For as long as I can remember the Tories have argued, to huge effect, that a country’s economy is akin to a household budget. Simple, understandable, brilliant. Also, untrue.
The narrative – which the Tories usually command – goes like this: a household must balance its budget. If a household is in debt, then the household should cut spending. Debt must be repaid. Who could disagree with that?
Applying the same logic – with the economy like a household – the Tories argue that, particular in times of a recession, the Government must cut public expenditure in order to “balance the books”. What is good for the goose is good for the gander.
To coral public opinion in order to lay waste to public spending, beggaring millions of people, the Tories routinely trot-out this simple household analogy. As very few people have a grasp of economics, this simple argument becomes the narrative: the sun, around which all other policies submissively encircle.
This explains the Tory’s cruel policy of austerity which caused a double-dip recession i.e. a recession that, when the economy eventually improves, then falls into a second recession. This article from 2012 neatly sums up what was happening at that time: the Tories took over a recovering economy, which then plummeted into a second policy-caused recession.
The fact that most of the welfare state, in particular the NHS, was formed in the rubble of World War Two, escapes most people’s consciousness. Austerity would have been an anathema to our greatest economist: Keynes. If only we had a Keynes today.
But why write about this deceit in the midst of the pandemic?

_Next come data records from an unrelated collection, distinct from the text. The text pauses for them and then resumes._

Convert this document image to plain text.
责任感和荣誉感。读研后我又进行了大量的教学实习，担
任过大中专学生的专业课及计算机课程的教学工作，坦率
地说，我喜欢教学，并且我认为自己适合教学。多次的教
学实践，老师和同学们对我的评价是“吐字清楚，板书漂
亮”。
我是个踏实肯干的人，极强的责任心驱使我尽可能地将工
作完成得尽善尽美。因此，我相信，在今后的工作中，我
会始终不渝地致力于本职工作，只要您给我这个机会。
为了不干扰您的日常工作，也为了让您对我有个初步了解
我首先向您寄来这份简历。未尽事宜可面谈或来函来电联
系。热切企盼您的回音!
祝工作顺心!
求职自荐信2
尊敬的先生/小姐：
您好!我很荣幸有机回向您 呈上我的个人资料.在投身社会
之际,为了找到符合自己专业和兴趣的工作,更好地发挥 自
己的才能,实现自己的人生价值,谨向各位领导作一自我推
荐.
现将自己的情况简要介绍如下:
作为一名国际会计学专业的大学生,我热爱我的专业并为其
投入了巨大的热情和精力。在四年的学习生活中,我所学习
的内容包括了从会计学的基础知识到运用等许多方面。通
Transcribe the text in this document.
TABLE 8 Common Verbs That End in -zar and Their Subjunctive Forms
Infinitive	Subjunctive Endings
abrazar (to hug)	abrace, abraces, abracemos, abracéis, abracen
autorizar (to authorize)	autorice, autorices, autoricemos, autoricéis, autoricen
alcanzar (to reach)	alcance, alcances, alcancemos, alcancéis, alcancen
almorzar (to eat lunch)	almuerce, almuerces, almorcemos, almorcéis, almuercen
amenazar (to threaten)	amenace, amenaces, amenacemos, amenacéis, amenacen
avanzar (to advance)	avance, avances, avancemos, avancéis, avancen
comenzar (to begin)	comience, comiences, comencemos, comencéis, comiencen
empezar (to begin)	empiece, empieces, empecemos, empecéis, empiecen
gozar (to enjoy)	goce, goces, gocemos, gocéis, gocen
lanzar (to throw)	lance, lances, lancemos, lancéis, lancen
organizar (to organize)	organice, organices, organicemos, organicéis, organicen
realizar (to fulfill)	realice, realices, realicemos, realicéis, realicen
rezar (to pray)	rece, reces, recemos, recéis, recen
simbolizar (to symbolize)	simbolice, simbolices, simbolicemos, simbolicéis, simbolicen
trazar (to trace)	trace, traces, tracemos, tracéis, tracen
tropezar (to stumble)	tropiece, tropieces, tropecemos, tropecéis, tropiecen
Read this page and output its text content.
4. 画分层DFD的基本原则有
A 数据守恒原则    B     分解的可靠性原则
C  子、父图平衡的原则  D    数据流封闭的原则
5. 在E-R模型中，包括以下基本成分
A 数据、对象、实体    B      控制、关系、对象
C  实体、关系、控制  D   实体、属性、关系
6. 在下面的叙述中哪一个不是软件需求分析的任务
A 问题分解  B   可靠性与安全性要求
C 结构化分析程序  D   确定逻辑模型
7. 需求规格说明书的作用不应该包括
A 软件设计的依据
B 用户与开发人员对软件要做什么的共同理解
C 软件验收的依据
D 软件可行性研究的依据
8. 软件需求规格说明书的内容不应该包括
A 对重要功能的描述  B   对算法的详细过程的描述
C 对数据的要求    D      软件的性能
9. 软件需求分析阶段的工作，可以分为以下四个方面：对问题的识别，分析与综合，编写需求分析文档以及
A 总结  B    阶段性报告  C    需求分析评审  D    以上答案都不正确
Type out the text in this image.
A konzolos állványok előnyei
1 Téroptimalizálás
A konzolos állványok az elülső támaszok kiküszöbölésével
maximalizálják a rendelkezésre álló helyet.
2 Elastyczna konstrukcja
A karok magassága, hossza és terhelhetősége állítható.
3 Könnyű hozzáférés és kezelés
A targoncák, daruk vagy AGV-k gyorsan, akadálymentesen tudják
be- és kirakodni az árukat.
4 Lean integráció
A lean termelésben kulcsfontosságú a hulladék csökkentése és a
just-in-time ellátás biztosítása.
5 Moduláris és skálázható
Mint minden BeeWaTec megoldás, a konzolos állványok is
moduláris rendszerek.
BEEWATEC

Because, in order to defend the Government from the allegations that they failed to prepare, the Government reminds us that this pandemic is “unprecedented”. As most people’s lenses do not see far back into history, most people would concur that the pandemic is – duh – unprecedented.
Even a cursory knowledge of history would reveal the numerous plagues to have struck all parts of the world. The bible describes seven plagues. Reckless Boris’ (RB) hero is the Greek statesman Pericles. RB even has a bust of Pericles, not Churchill, on his desk. As RB will know, Pericles had to steer Athens through a plague which killed up to 100,00 Athenians, including Pericles himself. By the skin of his teeth, RB nearly followed in his hero’s footsteps.
Even in my lifetime we have contended with SARS, Ebola, MERS, Swine Flu and, for animals, foot and mouth. With the world more interconnected than ever, a pandemic would spread faster than before. Bill Gates foresaw it all, as mentioned in my blog on 31 March 2020 here.
RB’s poll rating remains absurdly high, even though our people have been slaughtered, because most people assume that an event which caught them unawares, of course caught the Government unaware too. Therefore, the Government can be forgiven for its lack of preparedness.
I have spoken to and witnessed on social media people use this argument: it’s fair enough that Government didn’t prepare for an unprecedented event, because we weren’t prepared as a household; my family didn’t foresee this. Burned into most people’s consciousness is that the household is a microcosm of a country.
But the primary role of Government is to protect its people. Our Government wastes billions on Trident, all in the name of self-defence. But with the Cold War over, with people criss-crossing the planet more than at any time in the history of humans, a pandemic was inevitable. The greatest threat to us in the short-term was never terrorism, it was a pandemic. This isn’t hindsight-thinking: our world-leading epidemiologists knew this.
In 2014, Public Health England (PHE) released its report into a likely pandemic found here. PHE’s Chief Executive stated: “The prospect of a flu pandemic is one of the highest risks faced by the UK. Ensuring the country is fully prepared and able to respond quickly and effectively is a top priority for PHE and, of course, for the government.”
The report also states (my underlining):
“With unpredictable frequency, novel influenza viruses emerge or re-emerge to cause an influenza pandemic. When this happens, it is likely that global spread will ensue rapidly, affecting large numbers of the population because there will be little or no immunity to this strain. However, until such an event occurs, the impact, expressed as the severity of the illness and proportion of the population that will be most severely affected, will be unknown. As a guide, the impact could range from a 1918-type pandemic, where severe disease was mainly in young adults, to a 2009 pandemic, where the illness was mild in most groups of the population.”
Two years after the report, in 2016, the Government war-gamed a flu-like pandemic, codenamed Exercise Cygnus. The Government never published the findings. However, the Chief Medical Officer at the time, Sally Davies, said: “We’ve just had in the UK a three-day exercise on flu, on a pandemic that killed a lot of people.” Davies highlighted that we needed more ventilators. As I blogged here, only in mid-March 2020 did the Government beg the private sector to immediately produce ventilators. “If you build them, we will buy them,” said a desperate Hancock.
Post-simulated apocalypse, the Government did nothing to prepare us. If anything, our defences weakened as PPE stockpiles deteriorated and our NHS and social care continued to decline.
Undeniably, the Government was on notice that a pandemic was coming. In the greatest derogation of duty, they didn’t protect us. So far, politically, this Government has been saved thanks to people’s learnt logic. What is needed, now, is intense, forensic decimation of the Tories as a political force. Tory Governments are a threat to us all, rich and poor.